Islamists sweep early results in Egypt election
Adam Plowright
CAIRO, Adam Plowright- Early results from Egypt's first post-revolution election showed Islamist parties sweeping to victory, including hardline Salafists, with secular parties trounced in many areas.
Partial figures trickled in Saturday for the areas of the country that voted in record numbers on Monday and Tuesday, confirming earlier predictions that Islamist parties would win at least two-thirds of ballots cast.
Prime Minister-designate Kamal el-Ganzouri meanwhile voiced hope that his new government would be sworn in by Wednesday, the official news agency MENA reported.
In northern Port Said, the moderate Islamist alliance led by the previously banned Muslim Brotherhood triumphed with 32.5 percent of votes for parties, while the hardline Al-Nur party gained 20.7 percent, Al-Ahram newspaper said.
The liberal Wafd party won 14 percent, while another Islamist party, Al-Wasat recorded 12.9 percent, according to the state-run daily.
In the southern Red Sea district, the Brotherhood's alliance won 30 percent, while secular coalition the Egyptian Bloc came in second with 15 percent, it said.
"The people have chosen candidates who represent their Islamic identity and who they have confidence in," said Mahmud Ghozlan, a spokesman for the Brotherhood, which expects to win 40 percent of the vote overall.
He stressed that the group's new Freedom and Justice Party (FJP) was distinct from the Salafists, who he said had won a surprising success in the polls.
"We hope that people make a difference between different movements and don't put all Islamists in the same basket," he added.
Full results after the first round -- which saw 62 percent turnout -- were initially meant to have been published on Wednesday but have been held back by the electoral commission.
There appeared few bright spots for the liberal secular movement which played a key role in the overthrow of the 30-year rule of president Hosni Mubarak in February after an 18-day uprising.
It has splintered and been overshadowed by the more organised Brotherhood, which is well known to Egyptians because of its decades of opposition to the Mubarak regime and its extensive charitable and social work.
Mohammed Abdel Ghani, a liberal candidate, told the independent Al-Shorouq newspaper that his movement needed to counter propaganda that "non-Islamist candidates were infidels."
In Cairo, the rising star of the movement, Amr Hemzawi, won a seat in the upmarket Heliopolis district, but elsewhere leading figures of the revolution were either struggling or had been beaten.

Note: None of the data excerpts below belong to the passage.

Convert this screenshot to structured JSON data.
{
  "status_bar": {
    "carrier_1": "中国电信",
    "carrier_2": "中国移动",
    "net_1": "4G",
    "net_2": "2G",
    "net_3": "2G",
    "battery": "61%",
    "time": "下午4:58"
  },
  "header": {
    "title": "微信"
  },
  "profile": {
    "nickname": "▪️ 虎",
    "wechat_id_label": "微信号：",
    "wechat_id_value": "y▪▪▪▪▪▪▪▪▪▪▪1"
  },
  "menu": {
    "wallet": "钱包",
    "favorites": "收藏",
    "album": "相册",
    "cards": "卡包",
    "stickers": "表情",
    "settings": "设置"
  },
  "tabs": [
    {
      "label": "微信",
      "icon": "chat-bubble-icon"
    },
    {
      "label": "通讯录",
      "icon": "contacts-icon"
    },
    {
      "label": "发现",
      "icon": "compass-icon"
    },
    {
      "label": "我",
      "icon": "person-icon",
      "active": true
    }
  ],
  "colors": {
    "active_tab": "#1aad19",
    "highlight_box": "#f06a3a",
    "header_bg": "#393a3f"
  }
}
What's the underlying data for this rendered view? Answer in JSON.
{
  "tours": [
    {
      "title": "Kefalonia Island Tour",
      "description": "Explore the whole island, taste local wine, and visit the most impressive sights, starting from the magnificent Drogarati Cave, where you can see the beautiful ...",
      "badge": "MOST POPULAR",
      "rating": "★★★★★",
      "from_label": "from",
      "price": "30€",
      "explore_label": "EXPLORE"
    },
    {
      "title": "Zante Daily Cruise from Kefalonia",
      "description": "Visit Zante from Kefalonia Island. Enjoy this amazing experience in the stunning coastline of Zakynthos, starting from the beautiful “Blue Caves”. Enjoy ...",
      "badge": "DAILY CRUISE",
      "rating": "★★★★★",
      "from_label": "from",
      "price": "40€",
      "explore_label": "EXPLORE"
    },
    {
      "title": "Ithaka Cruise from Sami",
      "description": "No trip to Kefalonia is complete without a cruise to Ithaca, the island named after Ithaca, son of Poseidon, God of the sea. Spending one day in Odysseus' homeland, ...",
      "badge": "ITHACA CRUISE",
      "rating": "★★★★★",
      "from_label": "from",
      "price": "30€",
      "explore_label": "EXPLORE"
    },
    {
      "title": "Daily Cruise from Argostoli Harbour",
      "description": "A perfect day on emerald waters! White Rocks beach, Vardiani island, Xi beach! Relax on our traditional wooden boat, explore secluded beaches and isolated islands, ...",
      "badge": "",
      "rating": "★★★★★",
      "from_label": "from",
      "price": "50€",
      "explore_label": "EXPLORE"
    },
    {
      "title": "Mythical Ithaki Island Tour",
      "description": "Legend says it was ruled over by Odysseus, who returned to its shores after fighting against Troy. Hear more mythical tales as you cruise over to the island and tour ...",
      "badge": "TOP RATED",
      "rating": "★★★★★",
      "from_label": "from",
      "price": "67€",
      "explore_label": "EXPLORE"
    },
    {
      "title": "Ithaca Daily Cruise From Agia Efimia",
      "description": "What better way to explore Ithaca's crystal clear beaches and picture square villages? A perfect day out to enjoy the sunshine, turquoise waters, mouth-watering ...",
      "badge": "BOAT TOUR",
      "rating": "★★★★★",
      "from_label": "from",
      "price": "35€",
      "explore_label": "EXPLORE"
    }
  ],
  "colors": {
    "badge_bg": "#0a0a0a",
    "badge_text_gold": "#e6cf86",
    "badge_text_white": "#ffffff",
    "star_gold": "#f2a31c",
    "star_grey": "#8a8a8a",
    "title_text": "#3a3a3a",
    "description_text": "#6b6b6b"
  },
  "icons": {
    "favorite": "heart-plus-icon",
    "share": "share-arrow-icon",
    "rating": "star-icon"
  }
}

In Tahrir Square, the epicentre of protests against Mubarak, demonstrators returned last week to protest against the military rulers who took over when the strongman quit, but their numbers dwindled to a few hundred on Saturday.
"Everyone that we had faith in has betrayed us," 25-year-old protester Mohammed El-Assas told AFP.
According to independent daily Al-Masry Al-Youm, no women were elected in the first round.
One of them, Nihal Aahdi, told the paper it was because "religious parties dominate Egyptian society and the Muslim Brotherhood and Salafists dominated the results."
It was only the opening phase of a parliamentary election that is taking place in three stages, but the returns reveal the political trends that will shape the country's transition to democracy.
For the lower house of parliament, the rest of the country will vote in a further two stages later this month and in January. An upper house will then be elected in another three stages.
Voters are required to pass three votes for the new lower house: two for individual candidates and one for a party or coalition.
All but four of the individual contests in this week's election will go into a run-off scheduled for Monday because no candidate gained an outright majority.
The prospect of an Islamist-dominated parliament raises fears among liberals about civil liberties, religious freedom in a country with the Middle East's largest Christian minority, and tolerance of multi-party democracy.
The Brotherhood and other political parties are expected to face a fierce power struggle for control with the army which took over when Mubarak stepped down.
Their rise is also expected to raise fears in Israel, which shares a border with Egypt and a peace agreement signed in 1979.
Israeli Defence Minister Ehud Barak on Saturday expressed deep concern over the trend from the first round of voting.
"The process of Islamisation in Arab countries is very worrying," Barak said on Israeli television, adding, however, that it was "premature to say how these changes will affect the region."
In contrast, the Palestinian Islamist movement Hamas, which enjoyed a landslide win in 2006 parliamentary elections, said the success of Islamist parties in Egypt was "a very good result."
"It will mean more and more support for Palestinian issues," Hamas spokesman Fawzi Barhum told AFP.